L'Austria : terra di musica !

Si prova una strana sensazione nel camminare sotto le piante che affiancano un ruscello, lo Schreiberbach, e scorgere all'improvviso la scritta Beethovengang (passeggiata di Beethoven). Stiamo dunque ricalcando i suoi passi. Alcuni alberi sono così grandi che sicuramente l'avranno visto passeggiare.
(Anacleto Verrecchia)

L’offerta culturale e artistica in Austria è estremamente ricca e variegata. La Musica, quella con la M maiuscola e con i grandi festival che affollano il calendario tutto l’anno, è un tema per il quale l’Austria è conosciuta in tutto il mondo. Non mancano gli altri spunti: le città storiche, tra passato presente e futuro, le abbazie e altri luoghi sacri, i capolavori di architettura contemporanea…
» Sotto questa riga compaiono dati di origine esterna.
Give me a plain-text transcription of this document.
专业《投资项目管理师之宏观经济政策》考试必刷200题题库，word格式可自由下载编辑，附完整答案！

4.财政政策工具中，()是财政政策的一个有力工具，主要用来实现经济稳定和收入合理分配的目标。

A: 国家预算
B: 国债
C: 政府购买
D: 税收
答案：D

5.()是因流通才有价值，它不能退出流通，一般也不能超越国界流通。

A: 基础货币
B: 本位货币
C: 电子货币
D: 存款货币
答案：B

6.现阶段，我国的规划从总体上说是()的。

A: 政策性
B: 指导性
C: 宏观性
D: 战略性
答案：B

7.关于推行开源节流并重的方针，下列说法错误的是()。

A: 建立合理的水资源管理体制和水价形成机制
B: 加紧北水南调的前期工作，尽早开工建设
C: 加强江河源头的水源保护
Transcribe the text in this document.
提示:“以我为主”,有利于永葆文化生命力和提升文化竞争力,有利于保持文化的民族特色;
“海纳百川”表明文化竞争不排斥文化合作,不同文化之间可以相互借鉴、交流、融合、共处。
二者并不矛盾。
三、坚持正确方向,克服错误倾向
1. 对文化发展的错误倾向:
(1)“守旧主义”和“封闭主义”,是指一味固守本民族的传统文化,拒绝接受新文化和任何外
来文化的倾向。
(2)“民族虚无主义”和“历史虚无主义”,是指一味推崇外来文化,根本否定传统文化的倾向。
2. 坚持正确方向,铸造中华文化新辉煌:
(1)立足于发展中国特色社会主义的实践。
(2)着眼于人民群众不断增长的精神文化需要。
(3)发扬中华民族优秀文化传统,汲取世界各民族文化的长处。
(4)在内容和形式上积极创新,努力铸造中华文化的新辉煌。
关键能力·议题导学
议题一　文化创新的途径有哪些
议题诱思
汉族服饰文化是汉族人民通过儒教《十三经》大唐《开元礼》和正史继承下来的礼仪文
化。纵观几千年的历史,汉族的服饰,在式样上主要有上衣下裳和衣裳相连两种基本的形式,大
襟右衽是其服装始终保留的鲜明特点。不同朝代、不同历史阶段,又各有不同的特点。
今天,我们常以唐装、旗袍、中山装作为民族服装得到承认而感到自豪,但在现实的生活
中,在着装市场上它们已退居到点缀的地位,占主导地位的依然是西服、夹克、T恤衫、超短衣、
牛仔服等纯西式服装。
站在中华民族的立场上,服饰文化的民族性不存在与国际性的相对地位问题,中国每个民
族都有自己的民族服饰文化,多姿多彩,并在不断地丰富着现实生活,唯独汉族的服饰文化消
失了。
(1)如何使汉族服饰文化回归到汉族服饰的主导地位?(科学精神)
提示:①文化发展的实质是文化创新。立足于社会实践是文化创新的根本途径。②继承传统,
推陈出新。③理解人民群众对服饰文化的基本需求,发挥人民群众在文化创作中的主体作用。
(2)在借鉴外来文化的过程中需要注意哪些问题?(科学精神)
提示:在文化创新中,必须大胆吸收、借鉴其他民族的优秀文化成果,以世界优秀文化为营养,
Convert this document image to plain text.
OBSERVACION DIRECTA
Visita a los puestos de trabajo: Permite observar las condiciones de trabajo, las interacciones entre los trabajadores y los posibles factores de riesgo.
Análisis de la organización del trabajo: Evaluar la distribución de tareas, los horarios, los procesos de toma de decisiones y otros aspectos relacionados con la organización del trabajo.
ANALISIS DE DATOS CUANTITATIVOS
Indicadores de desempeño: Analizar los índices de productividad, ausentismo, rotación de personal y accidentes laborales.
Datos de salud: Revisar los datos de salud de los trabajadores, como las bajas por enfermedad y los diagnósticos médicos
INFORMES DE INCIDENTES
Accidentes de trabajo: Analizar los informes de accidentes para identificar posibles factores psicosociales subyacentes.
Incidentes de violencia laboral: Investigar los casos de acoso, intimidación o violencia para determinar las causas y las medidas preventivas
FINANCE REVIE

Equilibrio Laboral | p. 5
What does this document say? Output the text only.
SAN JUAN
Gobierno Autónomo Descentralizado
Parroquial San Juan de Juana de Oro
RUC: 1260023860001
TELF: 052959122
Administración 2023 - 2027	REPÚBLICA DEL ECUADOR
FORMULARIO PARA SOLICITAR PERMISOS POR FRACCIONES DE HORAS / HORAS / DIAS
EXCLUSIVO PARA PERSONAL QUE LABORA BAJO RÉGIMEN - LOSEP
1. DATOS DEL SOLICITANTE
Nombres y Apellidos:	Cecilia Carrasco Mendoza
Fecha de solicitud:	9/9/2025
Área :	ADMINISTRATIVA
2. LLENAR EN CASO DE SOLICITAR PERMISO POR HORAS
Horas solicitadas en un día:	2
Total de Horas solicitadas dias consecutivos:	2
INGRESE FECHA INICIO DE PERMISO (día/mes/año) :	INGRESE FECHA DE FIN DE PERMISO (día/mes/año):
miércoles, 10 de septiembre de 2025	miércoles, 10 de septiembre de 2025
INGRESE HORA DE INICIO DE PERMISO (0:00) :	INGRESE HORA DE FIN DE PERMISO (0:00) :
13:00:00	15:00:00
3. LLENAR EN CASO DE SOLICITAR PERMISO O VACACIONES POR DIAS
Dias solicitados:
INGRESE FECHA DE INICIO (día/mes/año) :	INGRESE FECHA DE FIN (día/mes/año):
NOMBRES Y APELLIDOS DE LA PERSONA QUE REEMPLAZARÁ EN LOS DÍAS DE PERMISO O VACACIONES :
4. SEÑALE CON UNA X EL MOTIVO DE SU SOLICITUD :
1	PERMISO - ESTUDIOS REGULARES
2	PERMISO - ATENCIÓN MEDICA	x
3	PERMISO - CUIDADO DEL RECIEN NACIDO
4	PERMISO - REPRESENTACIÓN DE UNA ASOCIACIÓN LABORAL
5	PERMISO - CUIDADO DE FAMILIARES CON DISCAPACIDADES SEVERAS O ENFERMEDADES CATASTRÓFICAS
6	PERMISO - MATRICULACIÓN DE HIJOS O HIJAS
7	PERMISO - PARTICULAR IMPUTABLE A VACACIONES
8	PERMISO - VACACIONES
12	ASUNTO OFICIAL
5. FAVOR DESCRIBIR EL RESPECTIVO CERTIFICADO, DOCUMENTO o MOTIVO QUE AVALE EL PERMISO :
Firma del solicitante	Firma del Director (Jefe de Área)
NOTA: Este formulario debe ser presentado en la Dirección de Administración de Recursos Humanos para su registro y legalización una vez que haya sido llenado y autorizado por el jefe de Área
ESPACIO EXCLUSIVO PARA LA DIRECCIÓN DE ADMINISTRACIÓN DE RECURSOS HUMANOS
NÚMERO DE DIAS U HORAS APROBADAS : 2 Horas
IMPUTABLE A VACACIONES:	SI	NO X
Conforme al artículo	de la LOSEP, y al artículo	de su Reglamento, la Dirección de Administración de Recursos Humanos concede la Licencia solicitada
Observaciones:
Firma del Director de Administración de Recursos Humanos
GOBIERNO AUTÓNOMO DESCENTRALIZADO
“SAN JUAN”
Gran parte del proprio fascino l’Austria lo deve al glorioso passato, che le ha lasciato in eredità atmosfere imperiali, castelli e palazzi eleganti nonché splendide chiese barocche. Culla di creatività e cultura, il Paese è particolarmente noto per il movimento Secessionista, che qui ha avuto i suoi massimi rappresentanti, e lo stile Liberty che qui prende il nome di Jugendstil. Non è però da trascurare lo straordinario patrimonio architettonico più recente, portabandiera di uno stile moderno e innovativo e di tutte le nuove tendenze.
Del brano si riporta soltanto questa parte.